どこから手をつけるのか?  

子どもがLD児であるということに気付いた時、まず、親や先生はどこから手をつけるのか? という問題にぶつかります。  何から始めればよいのかというのは、学年(年令)と大きく関連します。年令が低ければ低い程、問題を未然に防いだり、予防的取り組みができます。

しかし、現状では学習障害ということがはっきりわかる、つまり診断がつくのは、小学校の1・2年生で教科学習が始まってからになることが多いようです。この段階ではっきり診断がついた場合は、まだそれほど問題は大きくなっていません。

親が問題の所在に気付き始めた頃は、「あれもできない。これもできない」とできないこと(短所)が次々と目につきます。何につまずくのかをしっかり見極める必要がありますが、同時に子どもができること(長所)も見ていく必要があります。  

例えば、「ルールのある野球は理解できないけれど、相撲は好きで勝ち負けを理解できる」「勉強はできないけれど、掃除や後片付けはきちんとしている」というように性格や趣味等で大きく見比べる方法も一つの方法です。  

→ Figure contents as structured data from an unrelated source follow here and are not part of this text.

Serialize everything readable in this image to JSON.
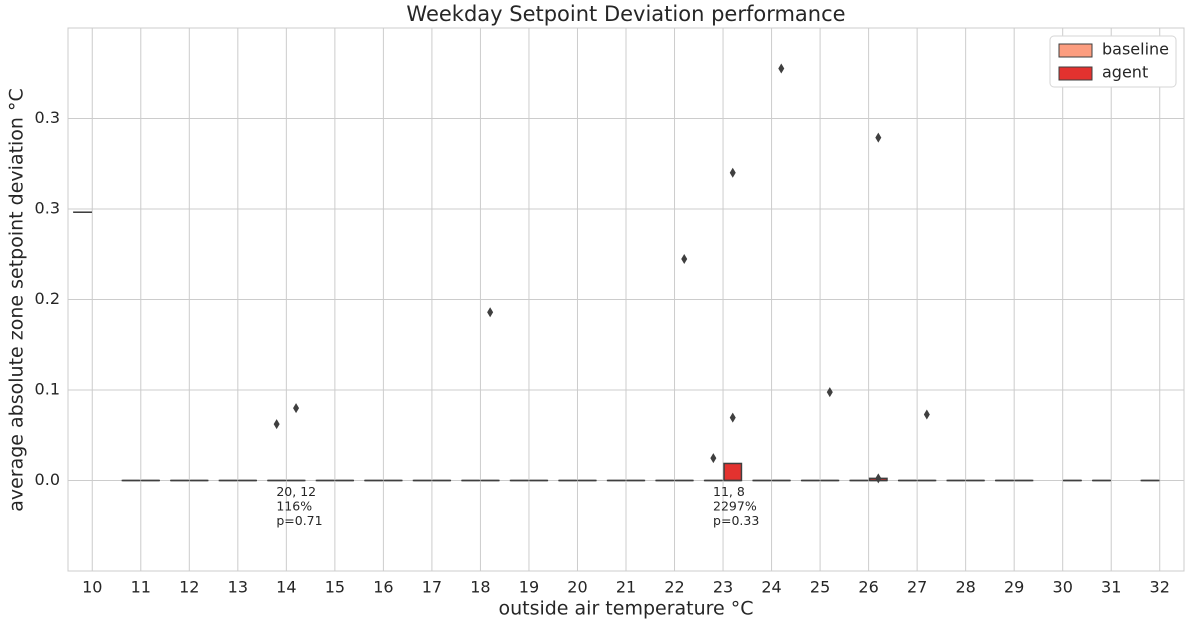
{
  "chart_data": {
    "type": "box",
    "title": "Weekday Setpoint Deviation performance",
    "x_label": "outside air temperature °C",
    "y_label": "average absolute zone setpoint deviation °C",
    "categories": [
      "10",
      "11",
      "12",
      "13",
      "14",
      "15",
      "16",
      "17",
      "18",
      "19",
      "20",
      "21",
      "22",
      "23",
      "24",
      "25",
      "26",
      "27",
      "28",
      "29",
      "30",
      "31",
      "32"
    ],
    "ylim": [
      -0.085,
      0.425
    ],
    "yticks": [
      {
        "value": 0,
        "label": "0.0"
      },
      {
        "value": 0.085,
        "label": "0.1"
      },
      {
        "value": 0.17,
        "label": "0.2"
      },
      {
        "value": 0.255,
        "label": "0.3"
      },
      {
        "value": 0.34,
        "label": "0.3"
      }
    ],
    "grid": true,
    "legend": "upper right",
    "series": [
      {
        "name": "baseline",
        "color": "#fc9d7f",
        "q1": [
          0.252,
          0,
          0,
          0,
          0,
          0,
          0,
          0,
          0,
          0,
          0,
          0,
          0,
          0,
          0,
          0,
          0,
          0,
          0,
          0,
          null,
          0,
          0
        ],
        "median": [
          0.252,
          0,
          0,
          0,
          0,
          0,
          0,
          0,
          0,
          0,
          0,
          0,
          0,
          0,
          0,
          0,
          0,
          0,
          0,
          0,
          null,
          0,
          0
        ],
        "q3": [
          0.252,
          0,
          0,
          0,
          0,
          0,
          0,
          0,
          0,
          0,
          0,
          0,
          0,
          0,
          0,
          0,
          0,
          0,
          0,
          0,
          null,
          0,
          0
        ],
        "outliers": [
          [],
          [],
          [],
          [],
          [
            0.053
          ],
          [],
          [],
          [],
          [],
          [],
          [],
          [],
          [],
          [
            0.021
          ],
          [],
          [],
          [],
          [],
          [],
          [],
          [],
          [],
          []
        ]
      },
      {
        "name": "agent",
        "color": "#e3322f",
        "q1": [
          null,
          0,
          0,
          0,
          0,
          0,
          0,
          0,
          0,
          0,
          0,
          0,
          0,
          0,
          0,
          0,
          0,
          0,
          0,
          0,
          0,
          null,
          null
        ],
        "median": [
          null,
          0,
          0,
          0,
          0,
          0,
          0,
          0,
          0,
          0,
          0,
          0,
          0,
          0,
          0,
          0,
          0,
          0,
          0,
          0,
          0,
          null,
          null
        ],
        "q3": [
          null,
          0,
          0,
          0,
          0,
          0,
          0,
          0,
          0,
          0,
          0,
          0,
          0,
          0.016,
          0,
          0,
          0.002,
          0,
          0,
          0,
          0,
          null,
          null
        ],
        "outliers": [
          [],
          [],
          [],
          [],
          [
            0.068
          ],
          [],
          [],
          [],
          [
            0.158
          ],
          [],
          [],
          [],
          [
            0.208
          ],
          [
            0.289,
            0.059
          ],
          [
            0.387
          ],
          [
            0.083
          ],
          [
            0.322,
            0.002
          ],
          [
            0.062
          ],
          [],
          [],
          [],
          [],
          []
        ]
      }
    ],
    "annotations": [
      {
        "category": "14",
        "lines": [
          "20, 12",
          "116%",
          "p=0.71"
        ]
      },
      {
        "category": "23",
        "lines": [
          "11, 8",
          "2297%",
          "p=0.33"
        ]
      }
    ]
  }
}
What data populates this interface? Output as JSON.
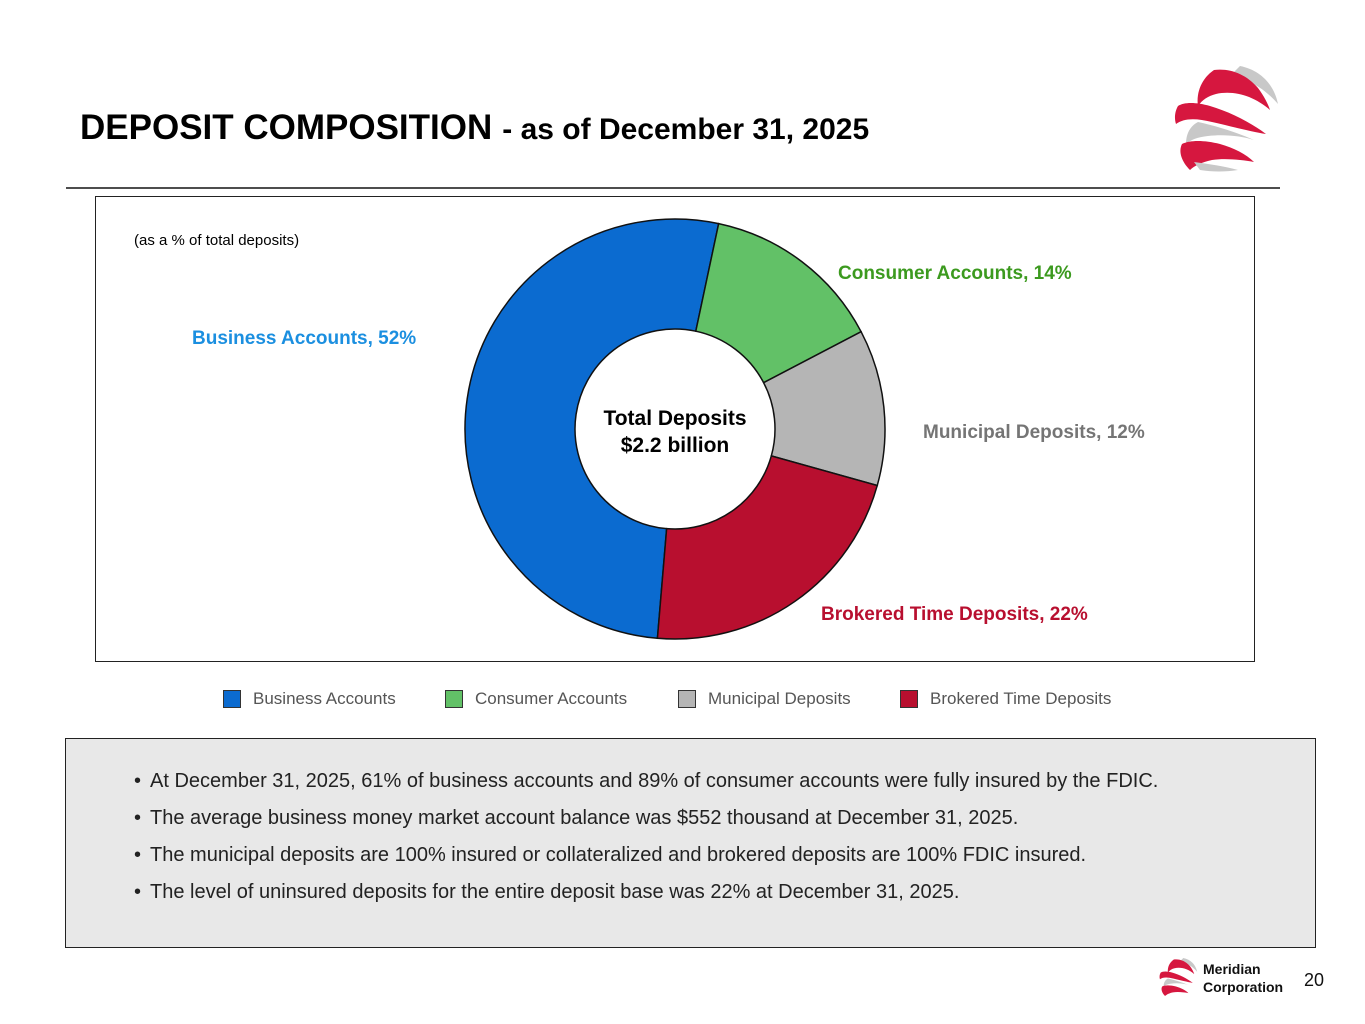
{
  "title": {
    "main": "DEPOSIT COMPOSITION",
    "sub": "- as of December 31, 2025"
  },
  "chart_note": "(as a % of total deposits)",
  "colors": {
    "business": "#0b6bd0",
    "consumer": "#62c167",
    "municipal": "#b5b5b5",
    "brokered": "#b80f2f",
    "business_label": "#1b8fe0",
    "consumer_label": "#3c9a1f",
    "municipal_label": "#757575",
    "brokered_label": "#b80f2f",
    "brand": "#d6173f"
  },
  "chart_data": {
    "type": "pie",
    "variant": "donut",
    "categories": [
      "Business Accounts",
      "Consumer Accounts",
      "Municipal Deposits",
      "Brokered Time Deposits"
    ],
    "values": [
      52,
      14,
      12,
      22
    ],
    "unit": "%",
    "slice_labels": [
      "Business Accounts, 52%",
      "Consumer Accounts, 14%",
      "Municipal Deposits, 12%",
      "Brokered Time Deposits, 22%"
    ],
    "center_text": [
      "Total Deposits",
      "$2.2 billion"
    ],
    "legend": {
      "position": "bottom",
      "entries": [
        "Business Accounts",
        "Consumer Accounts",
        "Municipal Deposits",
        "Brokered Time Deposits"
      ]
    }
  },
  "bullets": [
    "At December 31, 2025, 61% of business accounts and 89% of consumer accounts were fully insured by the FDIC.",
    "The average business money market account balance was $552 thousand at December 31, 2025.",
    "The municipal deposits are 100% insured or collateralized and brokered deposits are 100% FDIC insured.",
    "The level of uninsured deposits for the entire deposit base was 22% at December 31, 2025."
  ],
  "footer": {
    "company_line1": "Meridian",
    "company_line2": "Corporation",
    "page_number": "20"
  }
}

しかし、学習を進めていく時の短所と長所の見方は、もう少し絞ってみる必要があります。ひらがなには興味がないが、ロゴやマーク、漢字には興味があるとか、国語の読みは苦手で、1ページ読むのにすごく時間がかかり、本人も読みたがらないが、理科の昆虫図鑑だと説明を読もうとする、またはしきりに読んで欲しがるというように、文字なら文字、読みなら読みとの関連を整理しながら長所と短所を見ていく必要があります。  

苦手と得意がわかったら、得意な方から始めます。先程の「読み」を例にとると、苦手な国語の読みをさせる前に、得意な理科の図鑑を一緒に見たり読んだりすることから始めます。何度も読んでもらって、暗記するくらい知っている説明文を子どもに読んでもらうことから始めます。本人が自信を持っていることから始めるわけです。

大人はつい「苦手なことから始めよう」と考え、それが一見合理的な方法のように感じますが、苦手なものをしたくないのは、大人も子どもも一緒です。まずはできるもの(長所)から入って、一緒にすることを習慣づけ、それをさらに伸ばすことから始めていきます。

まず、育てなければならないのは、「自分にもできる、また他の人よりできる」ことから始め、やろうとする意欲を育てることです。意欲と自信がついてきたら、少しづつ苦手なことも含めながら進めていきます。  

学年が高い子どもの場合に、今までの学習経験の中で失敗経験を非常に多く積んでいるために、得意なものを見つけるのが困難な場合も多いのです。  教科の学習と決めつけず、何か新しく始められることの方が失敗感が無く取り組みやすいように思います。また、始めから競争しなければならないものは、避けたほうが良いでしょう。